The Russian embassy did not immediately respond to a request for comment.
The first attack on Petro Rabigh in August 2017 compromised Schneider Electric's industrial controls, which regulate voltage, pressure and temperature to ensure safe operation of the devices. Russian hackers used their access to lock the security locks on these checkers, leading investigators to believe that the attack was most likely supposed to cause an explosion that would have killed people.
The episode led to an investigation by the National Security Agency, the FBI, the Department of Homeland Security and the Pentagon's Advanced Defense Research Agency, as well as investigators at Schneider, the Mandiant security team at the FireEye security firm, and Dragos, a security firm that specializes in industrial control security .

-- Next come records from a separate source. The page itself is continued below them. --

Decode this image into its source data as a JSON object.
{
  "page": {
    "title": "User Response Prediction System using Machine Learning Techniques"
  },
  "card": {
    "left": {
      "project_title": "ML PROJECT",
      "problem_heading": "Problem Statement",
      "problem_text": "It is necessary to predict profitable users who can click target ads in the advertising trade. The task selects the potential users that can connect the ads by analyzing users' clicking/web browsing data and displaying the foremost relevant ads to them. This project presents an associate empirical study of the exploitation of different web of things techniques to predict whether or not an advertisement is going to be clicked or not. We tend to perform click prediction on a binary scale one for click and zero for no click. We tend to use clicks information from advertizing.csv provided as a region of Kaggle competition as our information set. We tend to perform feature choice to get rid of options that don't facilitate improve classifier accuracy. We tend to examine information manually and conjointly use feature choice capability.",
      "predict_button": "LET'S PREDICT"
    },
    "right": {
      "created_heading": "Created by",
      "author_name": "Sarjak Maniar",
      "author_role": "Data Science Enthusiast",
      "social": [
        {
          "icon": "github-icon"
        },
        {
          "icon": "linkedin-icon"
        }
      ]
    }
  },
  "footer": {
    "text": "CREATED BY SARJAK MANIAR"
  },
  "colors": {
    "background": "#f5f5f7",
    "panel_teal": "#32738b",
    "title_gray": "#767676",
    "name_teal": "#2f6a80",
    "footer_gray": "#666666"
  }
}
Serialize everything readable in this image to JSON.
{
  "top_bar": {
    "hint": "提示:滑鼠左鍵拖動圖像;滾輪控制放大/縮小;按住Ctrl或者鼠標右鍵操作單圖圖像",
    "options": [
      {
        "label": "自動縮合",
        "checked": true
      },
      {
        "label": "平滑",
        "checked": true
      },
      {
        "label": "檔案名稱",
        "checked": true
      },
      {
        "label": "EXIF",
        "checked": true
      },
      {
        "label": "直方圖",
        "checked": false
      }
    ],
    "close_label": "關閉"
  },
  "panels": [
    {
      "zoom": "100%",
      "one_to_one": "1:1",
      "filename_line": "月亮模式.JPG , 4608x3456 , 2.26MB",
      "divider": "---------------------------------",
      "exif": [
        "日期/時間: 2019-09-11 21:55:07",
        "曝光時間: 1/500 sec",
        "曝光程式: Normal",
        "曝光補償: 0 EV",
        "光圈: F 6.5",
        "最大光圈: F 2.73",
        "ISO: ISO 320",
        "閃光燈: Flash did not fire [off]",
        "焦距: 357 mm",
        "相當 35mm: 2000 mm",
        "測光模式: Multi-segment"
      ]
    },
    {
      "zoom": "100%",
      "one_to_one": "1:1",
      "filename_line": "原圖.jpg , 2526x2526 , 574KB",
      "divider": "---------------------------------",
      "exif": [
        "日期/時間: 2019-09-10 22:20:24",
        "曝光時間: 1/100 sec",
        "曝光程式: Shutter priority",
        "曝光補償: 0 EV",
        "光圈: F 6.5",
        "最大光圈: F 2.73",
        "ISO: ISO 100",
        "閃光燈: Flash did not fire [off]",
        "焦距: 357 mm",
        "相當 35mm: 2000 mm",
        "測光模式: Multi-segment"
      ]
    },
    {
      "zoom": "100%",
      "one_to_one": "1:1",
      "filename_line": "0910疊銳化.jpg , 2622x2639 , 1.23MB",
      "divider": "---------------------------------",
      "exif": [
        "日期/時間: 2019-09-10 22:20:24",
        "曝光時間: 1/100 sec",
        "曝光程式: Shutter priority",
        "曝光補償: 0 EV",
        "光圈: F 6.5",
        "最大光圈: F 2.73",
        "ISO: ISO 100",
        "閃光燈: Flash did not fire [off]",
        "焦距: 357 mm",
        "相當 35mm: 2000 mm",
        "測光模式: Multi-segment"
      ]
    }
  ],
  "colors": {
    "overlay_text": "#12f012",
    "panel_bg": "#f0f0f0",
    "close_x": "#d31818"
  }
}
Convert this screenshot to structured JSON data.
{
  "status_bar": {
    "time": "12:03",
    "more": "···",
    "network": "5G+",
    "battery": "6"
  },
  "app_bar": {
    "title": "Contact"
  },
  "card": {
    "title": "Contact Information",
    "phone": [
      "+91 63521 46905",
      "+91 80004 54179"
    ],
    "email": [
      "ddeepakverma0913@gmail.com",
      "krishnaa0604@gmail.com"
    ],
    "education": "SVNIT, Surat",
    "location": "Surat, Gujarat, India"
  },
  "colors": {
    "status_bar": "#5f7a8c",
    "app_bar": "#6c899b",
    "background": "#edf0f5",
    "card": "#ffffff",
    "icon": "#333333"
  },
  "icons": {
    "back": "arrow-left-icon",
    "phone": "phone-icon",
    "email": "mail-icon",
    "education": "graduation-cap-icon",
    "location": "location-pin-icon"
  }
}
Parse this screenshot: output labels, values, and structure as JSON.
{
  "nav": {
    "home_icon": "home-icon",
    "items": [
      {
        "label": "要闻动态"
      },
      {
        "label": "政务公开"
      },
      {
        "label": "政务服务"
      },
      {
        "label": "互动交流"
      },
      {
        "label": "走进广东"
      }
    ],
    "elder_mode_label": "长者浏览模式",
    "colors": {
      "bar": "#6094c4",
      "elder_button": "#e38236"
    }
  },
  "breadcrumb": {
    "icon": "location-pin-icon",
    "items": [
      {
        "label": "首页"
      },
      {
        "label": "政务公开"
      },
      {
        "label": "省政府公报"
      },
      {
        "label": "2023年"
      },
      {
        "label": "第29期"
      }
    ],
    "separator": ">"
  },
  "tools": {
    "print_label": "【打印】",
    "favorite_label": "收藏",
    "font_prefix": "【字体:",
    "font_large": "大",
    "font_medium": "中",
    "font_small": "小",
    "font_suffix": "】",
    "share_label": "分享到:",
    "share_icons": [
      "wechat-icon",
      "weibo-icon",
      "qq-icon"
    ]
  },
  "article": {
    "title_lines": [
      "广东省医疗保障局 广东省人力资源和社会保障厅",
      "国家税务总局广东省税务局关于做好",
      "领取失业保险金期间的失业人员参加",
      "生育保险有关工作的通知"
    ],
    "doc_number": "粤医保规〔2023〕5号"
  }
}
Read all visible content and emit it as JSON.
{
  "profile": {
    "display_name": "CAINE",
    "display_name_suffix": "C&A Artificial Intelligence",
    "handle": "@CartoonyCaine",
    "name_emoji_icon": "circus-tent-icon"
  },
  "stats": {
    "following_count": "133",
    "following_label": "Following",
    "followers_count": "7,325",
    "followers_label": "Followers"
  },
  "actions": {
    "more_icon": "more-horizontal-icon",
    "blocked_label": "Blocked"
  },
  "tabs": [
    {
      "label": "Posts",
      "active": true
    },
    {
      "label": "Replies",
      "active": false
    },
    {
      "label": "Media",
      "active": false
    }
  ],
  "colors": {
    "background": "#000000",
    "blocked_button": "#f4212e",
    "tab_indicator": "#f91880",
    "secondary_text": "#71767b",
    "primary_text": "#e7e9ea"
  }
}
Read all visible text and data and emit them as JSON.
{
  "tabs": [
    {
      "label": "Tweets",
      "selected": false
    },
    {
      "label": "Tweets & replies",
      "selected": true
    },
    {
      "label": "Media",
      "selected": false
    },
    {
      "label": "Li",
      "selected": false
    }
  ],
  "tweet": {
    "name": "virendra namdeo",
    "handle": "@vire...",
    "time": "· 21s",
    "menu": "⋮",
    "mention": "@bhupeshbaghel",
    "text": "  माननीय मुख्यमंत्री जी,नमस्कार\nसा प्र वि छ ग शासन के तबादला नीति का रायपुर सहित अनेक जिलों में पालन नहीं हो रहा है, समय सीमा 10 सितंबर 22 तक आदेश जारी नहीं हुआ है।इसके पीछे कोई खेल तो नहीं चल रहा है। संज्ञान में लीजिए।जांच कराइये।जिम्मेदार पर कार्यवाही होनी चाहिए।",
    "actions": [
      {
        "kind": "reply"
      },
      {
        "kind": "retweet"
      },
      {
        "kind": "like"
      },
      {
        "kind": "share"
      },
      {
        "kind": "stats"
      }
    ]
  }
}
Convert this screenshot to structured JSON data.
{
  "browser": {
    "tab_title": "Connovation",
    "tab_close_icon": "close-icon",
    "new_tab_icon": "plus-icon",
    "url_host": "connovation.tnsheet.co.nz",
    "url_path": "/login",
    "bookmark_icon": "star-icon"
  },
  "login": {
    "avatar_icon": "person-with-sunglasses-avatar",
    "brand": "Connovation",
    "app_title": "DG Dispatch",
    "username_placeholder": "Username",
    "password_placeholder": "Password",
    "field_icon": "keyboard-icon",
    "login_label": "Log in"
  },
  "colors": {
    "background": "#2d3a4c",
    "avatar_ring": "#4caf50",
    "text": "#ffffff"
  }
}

"It is very important to explicitly trigger attacks on industrial control systems," said Nathan Brubaker, senior analyst at Mandiant, who first linked the attacks with the Russian research laboratory in 2018. "The longer you do this activity, the better it is." becomes what is really dangerous when you talk about systems that are central to human life. "
Schneider controls are used in more than 18,000 plants around the world, including nuclear and water treatment plants, oil and gas refineries, and chemical plants.
"Such systems enable the safe shutdown of industrial processes in critical infrastructure facilities in an emergency to protect people's lives," said Treasury officials in their statement on Friday, in which they announced the sanctions.
In the aftermath of the cyberattack on Petro Rabigh, private investigators caught the same group that targeted energy companies in Northern Europe, digitally driving by more than a dozen US electricity companies to look for ways to gain access to their systems.
"Not only are you clever, but you're the only actor who has tried to break the line into killing people," said Robert M. Lee, Dragos executive director. "They showed not only the ability, but also the intention to hurt people, which no other actor had done."
They came days after the Justice Department overturned the charges against six Russian military intelligence officers charged with aggressive cyberattacks on the 2017 French elections, the 2018 Winter Olympics and Ukraine's electricity grids, as well as another 2017 attack on companies like Merck, Mondelez and FedEx were indicted and Pfizer and caused billions of dollars in damage.
On Thursday the F.B.I. and the Cybersecurity and Infrastructure Security Agency accused the same Russian hackers who broke into America's power grid of hacking state and local systems, including some election support systems.
The federal prosecutor's office has publicly downplayed the timing of the charges and sanctions, but some officials said privately they wanted to send a clear message that American officials are closely monitoring Russia's information war systems ahead of the November 3 presidential election to see if they are ready to hack electoral systems To reinforce America's political rifts or penetrate the minds of voters.
The Russian hackers behind the attacks did not name the sanctions. As a result of Friday's measures, Russia's government-affiliated research center and related individuals will have frozen assets or real estate they hold in the US.
The sanctions also subject anyone doing business or doing research with the center to similar punishment. "Nobody at international level is going to touch them now," Lee said.